Australian Markets Weekly

Fairly quiet week for scheduled data and events in Australia but more action overseas, particularly in the US where the Federal Reserve will end their bond buying or quantitative easing programme


Modest releveraging underway. Business caution easing?

Fairly quiet week for scheduled data and events in Australia but more action overseas, particularly in the US where the Federal Reserve will end their bond buying or quantitative easing programme – more on this below.

One piece of interesting local data will be Friday’s private sector credit data for September. Overall credit growth has been edging higher over the past year or so and total credit grew 5.1% yoy to August. We expect growth improved to 5.2% in September.

Now 5% growth in private sector credit is very modest relative to the 10-15% growth rates we saw through the 1990’s and mid 2000’s. But it’s noteworthy that because Australia’s nominal economy has grown at such a slow pace over the past few years (mainly due to falling commodity prices), we are starting to see a small increase in the economies aggregate leverage.

While the aggregate story is benign, and remains consistent with low interest rates and moderate economic growth, there are telling differences in the detail.
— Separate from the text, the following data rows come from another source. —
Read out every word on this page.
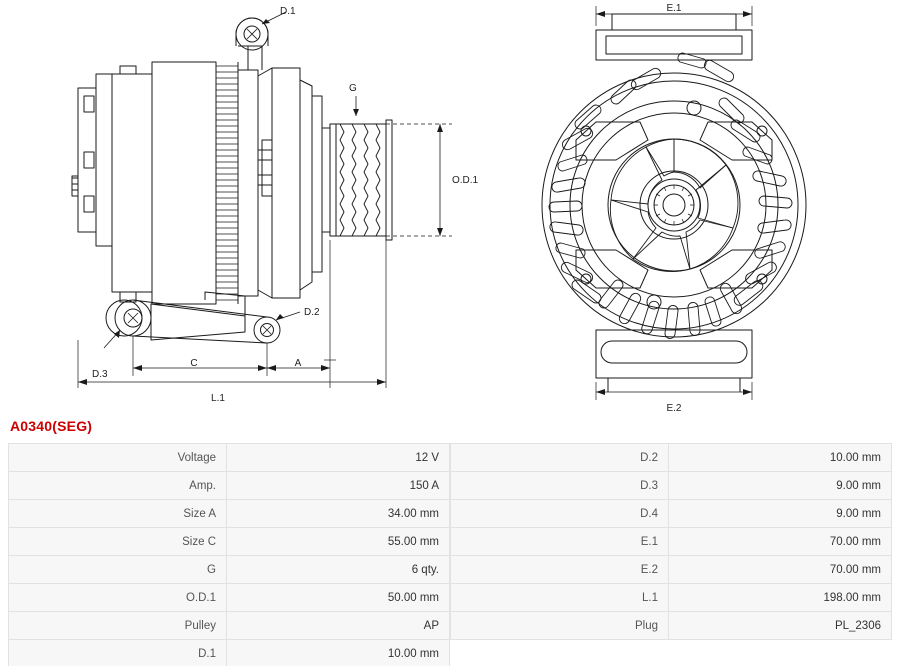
D.1
G
O.D.1
D.2
D.3
C	A
L.1
E.1
E.2
A0340(SEG)
Voltage	12 V
Amp.	150 A
Size A	34.00 mm
Size C	55.00 mm
G	6 qty.
O.D.1	50.00 mm
Pulley	AP
D.1	10.00 mm
D.2	10.00 mm
D.3	9.00 mm
D.4	9.00 mm
E.1	70.00 mm
E.2	70.00 mm
L.1	198.00 mm
Plug	PL_2306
Mortgage demand is firmer – particularly from investors – meanwhile businesses are still fairly cautious about borrowing.

Housing and mortgage borrowing solid

To August 2014, total mortgage credit was grew 6.7% yoy made up of investor housing credit running at 9.2% and owner-occupier at 5.4%. We expect those yoy% growth rates rose further in September. Moreover, judging from RP Housing Data for the weekend just past, mortgage credit growth probably rose further in the current month of October.

RP Data suggests Sydney prices were up +0.2% in the week and +11.2% YTD (11.0% previous) and Melbourne up +0.1% for week and 8.5% YTD (8.4% previous). Auction clearance very solid – Sydney up to 78.1% and Melbourne up to 70.6%.

For now it seems few are listening to recent RBA/APRA warnings about the sharp growth in mortgage demand from investors. On this, speaking in recent weeks various RBA officials continue to imply that some modest macroprudential measures will be deployed in the months ahead. We are still waiting for the detail.

Business borrowing still modest and below late 2009 levels

While mortgage borrowing has been brisk the same cannot be said about business borrowing. The low point for business borrowing was mid-2011 and since then credit has grown very modestly. Even with this growth over the past three years, total business borrowing in August 2014 was below the November 2008 peak – the Nov 2008 peak was perhaps a little artificial as companies that were then closed out of debt capital markets were forced to borrow from their banks.

Prospects for business lending improving

For some time now business has been cautious about both their Capital Expenditure and hiring plans. There are several factors behind this conservation but the key one I expect has been soft growth in revenue. When asked what the biggest constraint on their profitability was in last week’s Q3 NAB Business Survey, 51% of firms cited a lack of demand. I expect some other factors adding to business caution include: business model uncertainty due to disruptive technologies and globalisation, Government policy uncertainty, and increased regulation.

The good news is that even with this general level of caution forward indicators suggest that business lending may be picking up.

A reasonable forecast from this relationship would be that business credit, which is currently growing near 3% yoy, should be growing near 4-5% in the next 12-18 months.

Now business credit growing at 4-5% yoy would hardly be a “boom” in the historical sense. As well, 4-5% growth would be putting very little upside pressure on interest rates. Even so, the prospect of firms expanding both their Capex plans and borrowings would be signs of a modestly improving economy.

Week Ahead – Fed to end QE

As noted, a fairly quiet week for data and events in Australia. Data highlight to be Friday’s credit data. There are also several supplementary Q3 NAB Business Surveys including for Agribusiness (Tuesday), Commercial Property (Wednesday), and the SME and ASX 300 Surveys (Thursday).

Speaking this evening will be Luci Ellis, the RBA’s Head of Financial Stability, on a panel discussing Australian housing and urbanisation. Wouldn’t expect too much new here. RBA firmly on hold and we are mostly waiting for detail on
mooted macroprudential tools.

Offshore, the Fed meeting – Thursday morning 5.00 AEST – will be the centrepiece this week. As noted earlier, the Fed will end QE3 but they will want to emphasise to markets and businesses that interest rate increases are not imminent. They have done this recently by saying in their Statement that they expect to maintain the fed funds rate near zero “for a considerable time after the asset purchase program ends” We expect that phraseology will remain, particularly given inflation readings remain benign. NAB expects the first Fed rate to come in the middle of 2015.

The RBNZ has a rate decision on Thursday morning (no change expected) while Thursday night’s Euro-zone CPI will draw a lot of interest given deflation is the region’s predominant threat.